Every Hmong identifies with the xeem, exogamous patrilineal clan, of his or her father. (The French colonial administration used xeem names as surnames.) A xeem is a large descent category rather than a social group. The number of xeem distinctions has varied over time, but at least 18 are recognized in the United States. Hmong who are related through males to a common historical ancestor or who practice the same rituals as part of their patrimony consider themselves ib caj ces, that is, of "one root and trunk." A caj ces could be technically called a lineage. Families headed by males of the same caj ces frequently form a durable alliance and refer to themselves simply as a pawg/pab neeg or "group." They constitute a localized sublineage.
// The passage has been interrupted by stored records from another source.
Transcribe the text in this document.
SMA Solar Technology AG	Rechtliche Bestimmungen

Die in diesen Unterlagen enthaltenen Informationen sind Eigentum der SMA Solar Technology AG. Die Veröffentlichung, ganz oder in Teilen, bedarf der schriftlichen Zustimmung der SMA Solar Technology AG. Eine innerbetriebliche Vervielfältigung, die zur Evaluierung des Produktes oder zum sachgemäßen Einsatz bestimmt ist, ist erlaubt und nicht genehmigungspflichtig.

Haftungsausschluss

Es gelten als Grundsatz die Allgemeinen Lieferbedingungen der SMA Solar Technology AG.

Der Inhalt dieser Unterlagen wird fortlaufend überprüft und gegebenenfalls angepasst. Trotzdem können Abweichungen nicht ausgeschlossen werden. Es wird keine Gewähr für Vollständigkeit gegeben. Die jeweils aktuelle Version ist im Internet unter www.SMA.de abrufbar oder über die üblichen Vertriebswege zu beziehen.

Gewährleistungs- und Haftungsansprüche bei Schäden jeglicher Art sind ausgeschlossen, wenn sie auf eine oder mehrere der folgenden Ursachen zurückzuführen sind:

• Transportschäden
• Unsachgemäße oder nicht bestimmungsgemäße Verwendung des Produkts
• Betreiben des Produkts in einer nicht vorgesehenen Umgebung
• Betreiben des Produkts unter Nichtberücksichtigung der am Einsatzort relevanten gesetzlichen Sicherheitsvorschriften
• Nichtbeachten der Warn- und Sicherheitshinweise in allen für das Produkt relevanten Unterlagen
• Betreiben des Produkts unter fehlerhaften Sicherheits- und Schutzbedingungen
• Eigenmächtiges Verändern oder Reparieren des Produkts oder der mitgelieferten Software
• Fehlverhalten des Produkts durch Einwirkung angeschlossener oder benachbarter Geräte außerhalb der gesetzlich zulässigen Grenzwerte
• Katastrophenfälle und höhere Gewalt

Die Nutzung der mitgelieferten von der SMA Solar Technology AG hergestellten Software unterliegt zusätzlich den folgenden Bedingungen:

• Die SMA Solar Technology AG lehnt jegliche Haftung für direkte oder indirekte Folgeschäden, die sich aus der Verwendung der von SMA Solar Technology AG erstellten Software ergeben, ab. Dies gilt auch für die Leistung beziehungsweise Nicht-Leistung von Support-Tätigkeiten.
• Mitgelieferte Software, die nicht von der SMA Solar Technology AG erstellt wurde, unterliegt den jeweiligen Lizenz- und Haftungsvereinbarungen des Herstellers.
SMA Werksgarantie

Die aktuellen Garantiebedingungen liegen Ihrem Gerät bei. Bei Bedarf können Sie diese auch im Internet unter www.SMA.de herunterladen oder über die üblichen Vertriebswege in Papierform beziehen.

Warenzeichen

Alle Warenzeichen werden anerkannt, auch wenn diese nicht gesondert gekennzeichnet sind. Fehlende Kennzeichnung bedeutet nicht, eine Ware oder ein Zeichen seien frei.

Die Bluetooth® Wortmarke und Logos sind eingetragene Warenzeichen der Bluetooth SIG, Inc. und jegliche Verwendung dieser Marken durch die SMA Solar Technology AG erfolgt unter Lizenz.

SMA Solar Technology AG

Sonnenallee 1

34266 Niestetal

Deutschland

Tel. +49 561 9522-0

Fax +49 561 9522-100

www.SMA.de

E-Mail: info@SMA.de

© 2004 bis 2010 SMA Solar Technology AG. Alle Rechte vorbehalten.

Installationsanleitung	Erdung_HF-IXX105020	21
The most influential members tend to be males belonging to a tsev neeg, a family or "household," headed by a particularly capable leader. This male elder functions as the primary spokesperson for the entire group and mediates disputes. He is "one who guides" or "one who puts out fires." Non-Hmong Americans often refer to all of these kinship structures, from xeem to tsev neeg, as "clans," and mistakenly assume that the pawg neeg leader exerts authoritarian control over all members. Patrilineal relatives refer to themselves collectively as kwv tij, "younger/older brothers." When a woman marries, she retains her xeem identity while following the cultural norms and practices of her husband's family. Her children are of the father's xeem and belong to his kwv tij (see Dunnigan [1982] and Leepreecha [2001] for more on Hmong kinship).